Practice Map¶
Guide Fit¶
flowchart TD
family["Python Programming"] --> program["Python Functional Programming"]
program --> pressure["A concrete learner or reviewer question"]
pressure --> guide["Practice Map"]
guide --> next["Modules, capstone, and reference surfaces"]
flowchart TD
question["Name the exact question you need answered"] --> skim["Skim only the sections that match that pressure"]
skim --> crosscheck["Open the linked module, proof surface, or capstone route"]
crosscheck --> next_move["Leave with one next decision, page, or command"]
Read the first diagram as a timing map: this guide is for a named pressure, not for wandering the whole course-book. Read the second diagram as the guide loop: arrive with a concrete question, use only the matching sections, then leave with one smaller and more honest next move.
This page turns the course into a repeatable rehearsal loop. The goal is not only to finish reading. The goal is to improve judgment under change.
Recommended rhythm¶
- Read the module overview first.
- Read the lesson sequence in order.
- Pause after each major concept and write one sentence beginning with: "This boundary exists because..."
- Inspect the capstone package or guide that expresses that boundary.
- Run or review the matching executable proof.

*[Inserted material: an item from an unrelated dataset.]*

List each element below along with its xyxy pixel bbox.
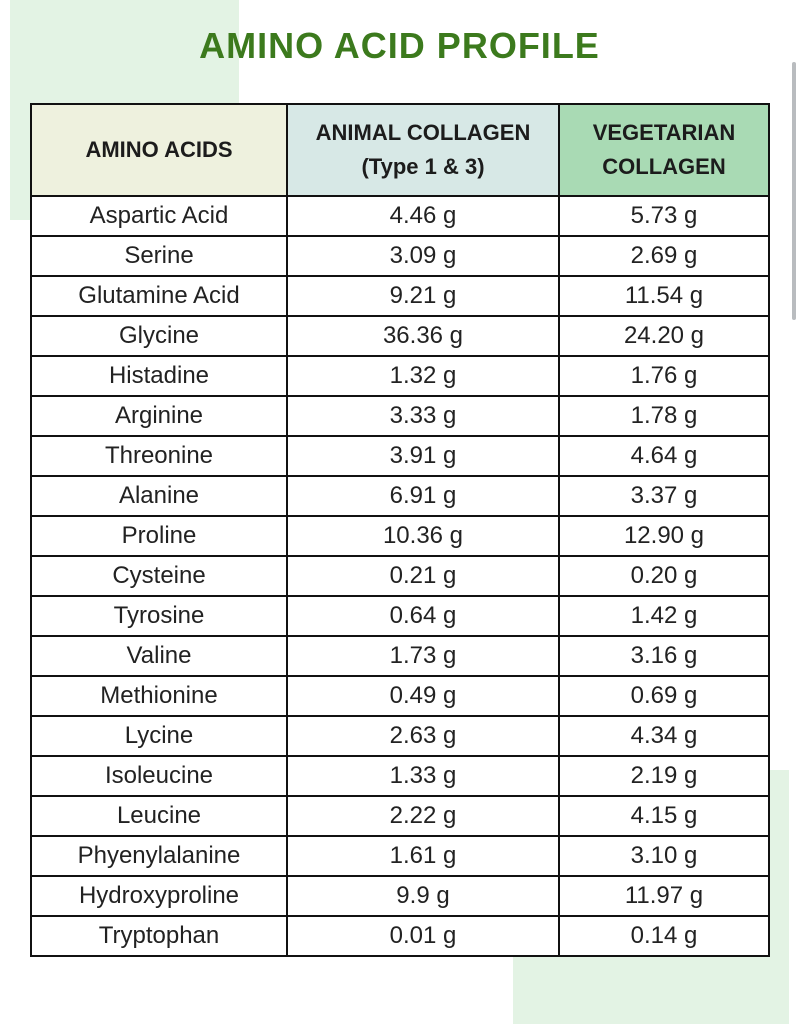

- Compare your understanding with
_history/worktrees/module-XXwhen the module ends. - Rephrase the lesson in terms of change: what becomes easier to refactor or review now?
Questions that travel across modules¶
- What is still pure?
- What is now explicit data?
- Where does materialization happen, and why there?
- Which failure shape is visible to the caller?
- Which effectful behavior is controlled by a protocol, shell, or adapter?
What this prevents¶
This practice loop prevents passive reading, diagram memorization, and the common mistake of admiring a functional abstraction without being able to say how it makes the codebase safer to change.